How Growing Up in New England Made Seth MacFarlane Fall in Love with Music

The Family Guy creator will be performing with the Boston Pops again this weekend.

Seth MacFarlane

Photo by Winslow Townson

After helping the Boston Pops kick off their 2016 season, Seth MacFarlane will be shipping back up to the Bay State to perform with the orchestra at Tanglewood this weekend.

While comedy has traditionally been the Family Guy creator’s forte, music has also played a big role in his life. MacFarlane’s love for all things musical began with his parents, as his father met his mother while working as a folk singer in Massachusetts.

Growing up, his family would frequently drive up from Connecticut to visit relatives in Boston, which is where MacFarlane took a liking to classical music by watching Pops shows at Symphony Hall. His parents got him involved in musical theater productions at an early age as well, which is why he’s always had such a strong love for the stage.

“They just felt that music and singing was something that was a good thing for kid to have in his life,” MacFarlane said. “They, of course, did a lot of singing themselves recreationally. It was something in and around the house as long as I could remember.”

MacFarlane would eventually become a huge fan of ’40s jazz music after watching the Woody Allen movie Radio Days. The filmmaker and performer proceeded to fall in love with ’50s jazz, which he calls the “complete elevation of the art form.”

Since MacFarlane was also an admirer of film score composers like John Williams and Jerry Goldsmith, the music of Frank Sinatra naturally became a huge influence for him. The late Rat Pack member fused big band jazz sounds with classical orchestral styles, which is something that MacFarlane tries to emulate with his music.

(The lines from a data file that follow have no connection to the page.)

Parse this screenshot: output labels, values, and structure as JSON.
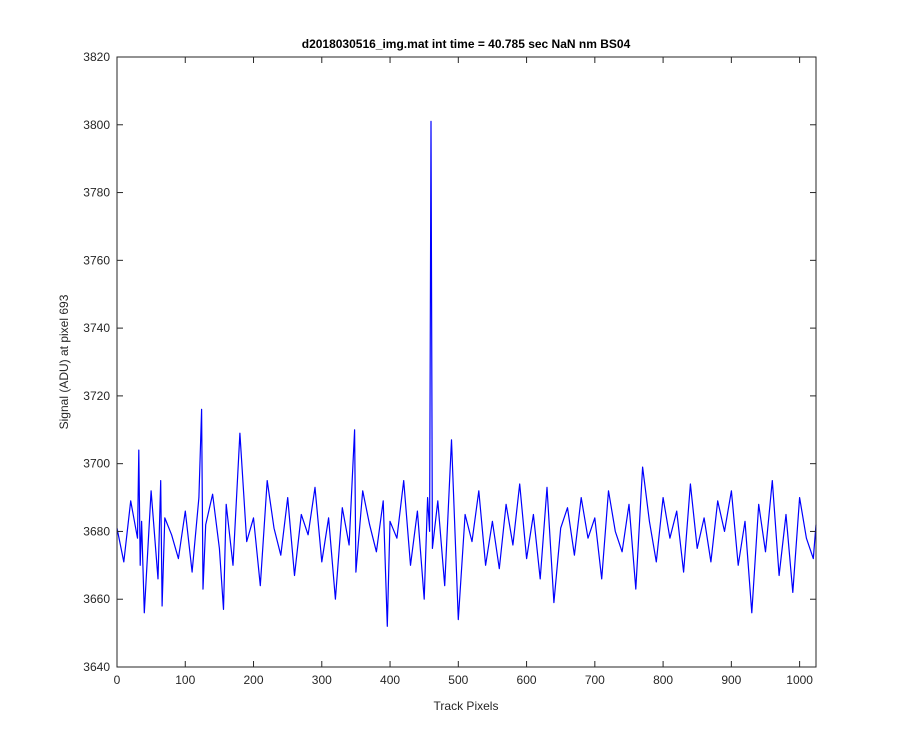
{
  "chart_data": {
    "type": "line",
    "title": "d2018030516_img.mat int time = 40.785 sec  NaN nm BS04",
    "xlabel": "Track Pixels",
    "ylabel": "Signal (ADU) at pixel 693",
    "xlim": [
      0,
      1024
    ],
    "ylim": [
      3640,
      3820
    ],
    "xticks": [
      0,
      100,
      200,
      300,
      400,
      500,
      600,
      700,
      800,
      900,
      1000
    ],
    "yticks": [
      3640,
      3660,
      3680,
      3700,
      3720,
      3740,
      3760,
      3780,
      3800,
      3820
    ],
    "grid": false,
    "legend": "none",
    "line_color": "#0000ff",
    "series": [
      {
        "x": [
          0,
          10,
          20,
          30,
          32,
          34,
          36,
          40,
          50,
          60,
          64,
          66,
          70,
          80,
          90,
          100,
          110,
          120,
          124,
          126,
          130,
          140,
          150,
          156,
          160,
          170,
          180,
          190,
          200,
          210,
          220,
          230,
          240,
          250,
          260,
          270,
          280,
          290,
          300,
          310,
          320,
          330,
          340,
          348,
          350,
          360,
          370,
          380,
          390,
          396,
          400,
          410,
          420,
          430,
          440,
          450,
          455,
          458,
          460,
          462,
          470,
          480,
          490,
          500,
          510,
          520,
          530,
          540,
          550,
          560,
          570,
          580,
          590,
          600,
          610,
          620,
          630,
          640,
          650,
          660,
          670,
          680,
          690,
          700,
          710,
          720,
          730,
          740,
          750,
          760,
          770,
          780,
          790,
          800,
          810,
          820,
          830,
          840,
          850,
          860,
          870,
          880,
          890,
          900,
          910,
          920,
          930,
          940,
          950,
          960,
          970,
          980,
          990,
          1000,
          1010,
          1020,
          1024
        ],
        "y": [
          3681,
          3671,
          3689,
          3678,
          3704,
          3670,
          3683,
          3656,
          3692,
          3666,
          3695,
          3658,
          3684,
          3679,
          3672,
          3686,
          3668,
          3690,
          3716,
          3663,
          3682,
          3691,
          3675,
          3657,
          3688,
          3670,
          3709,
          3677,
          3684,
          3664,
          3695,
          3681,
          3673,
          3690,
          3667,
          3685,
          3679,
          3693,
          3671,
          3684,
          3660,
          3687,
          3676,
          3710,
          3668,
          3692,
          3682,
          3674,
          3689,
          3652,
          3683,
          3678,
          3695,
          3670,
          3686,
          3660,
          3690,
          3680,
          3801,
          3675,
          3689,
          3664,
          3707,
          3654,
          3685,
          3677,
          3692,
          3670,
          3683,
          3669,
          3688,
          3676,
          3694,
          3672,
          3685,
          3666,
          3693,
          3659,
          3681,
          3687,
          3673,
          3690,
          3678,
          3684,
          3666,
          3692,
          3680,
          3674,
          3688,
          3663,
          3699,
          3683,
          3671,
          3690,
          3678,
          3686,
          3668,
          3694,
          3675,
          3684,
          3671,
          3689,
          3680,
          3692,
          3670,
          3683,
          3656,
          3688,
          3674,
          3695,
          3667,
          3685,
          3662,
          3690,
          3678,
          3672,
          3682
        ]
      }
    ]
  }
}
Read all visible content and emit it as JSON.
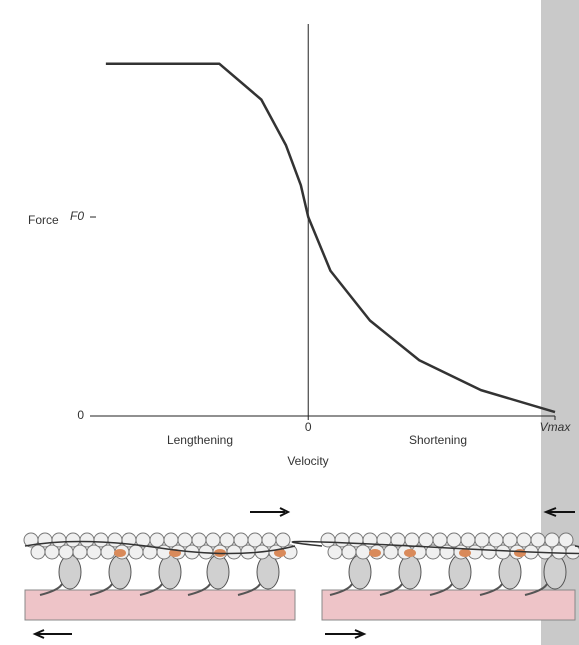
{
  "chart_data": {
    "type": "line",
    "y_label": "Force",
    "x_label": "Velocity",
    "region_labels": [
      "Lengthening",
      "Shortening"
    ],
    "x": [
      -0.82,
      -0.36,
      -0.19,
      -0.09,
      -0.03,
      0,
      0.09,
      0.25,
      0.45,
      0.7,
      1.0
    ],
    "series": [
      {
        "color": "#333333",
        "values": [
          1.77,
          1.77,
          1.59,
          1.36,
          1.16,
          1.0,
          0.73,
          0.48,
          0.28,
          0.13,
          0.02
        ]
      }
    ],
    "xlim": [
      -0.86,
      1.0
    ],
    "ylim": [
      0,
      1.97
    ],
    "xticks": [
      0,
      {
        "value": 1.0,
        "label": "Vmax"
      }
    ],
    "yticks": [
      0,
      {
        "value": 1.0,
        "label": "F0"
      }
    ]
  }
}
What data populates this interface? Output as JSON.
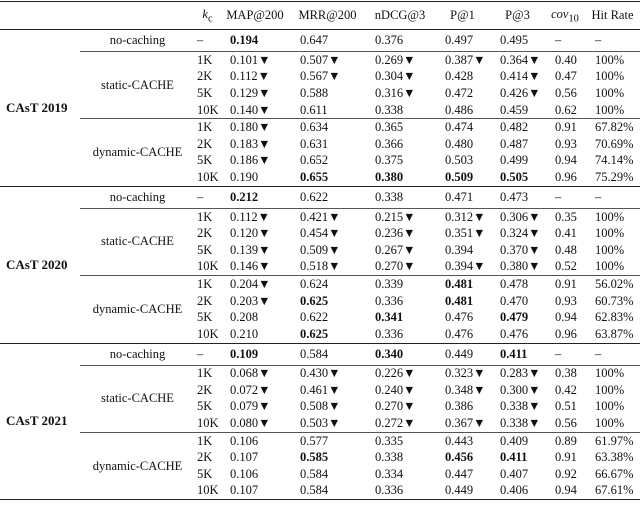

“When you listen to a Sinatra ballad that was recorded during that time, it almost sounds like he’s singing to a film score that was written for his lyrics,” MacFarlane said. “It’s the only kind of popular music that you really can play with an orchestra that size and have it sound like it belongs with an orchestra that size.”

MacFarlane’s love of music nearly led to a career in the field as he was accepted into the Boston Conservatory of Music’s graduate program for musical theater.

Instead, he chose to move out to Los Angeles at the age of 21 in order to pursue a different path in Hollywood as a animator, but he’s never lost touch with his musical side. That’s why there seems to be so many song and dance numbers in his various projects like Family Guy or Ted.

MacFarlane believes that animation and filmmaking allow creators to tap into all of their influences, regardless of the genre or style.

“It really does combine all these different disciplines,” MacFarlane said. “The comedy has to be great in a movie like Ted and the music has to be great. For me, it’s just something that’s always existed in tandem as far back as I can remember.”

While MacFarlane has tested his singing chops as Stewie, Brian, and other characters over the years, he finally took a serious crack at music with his 2011 debut studio album Music Is Better Than Words, which earned a Grammy nomination for Best Traditional Pop Vocal Album.

MacFarlane’s most recent album, No One Ever Tells You, scored a Grammy nomination as well, but he’s quick to point out that he’s not in it for the accolades. The animator turned musician is instead trying to “recapture a level of high musicality” that he feels has been lost by contemporary music.

“It’s really about getting it out there and getting it heard and maybe broadening the scope of what popular music is today than it is about winning awards,” MacFarlane said. “It’s always nice to have that shiny thing in your house, but it’s not what drives me.”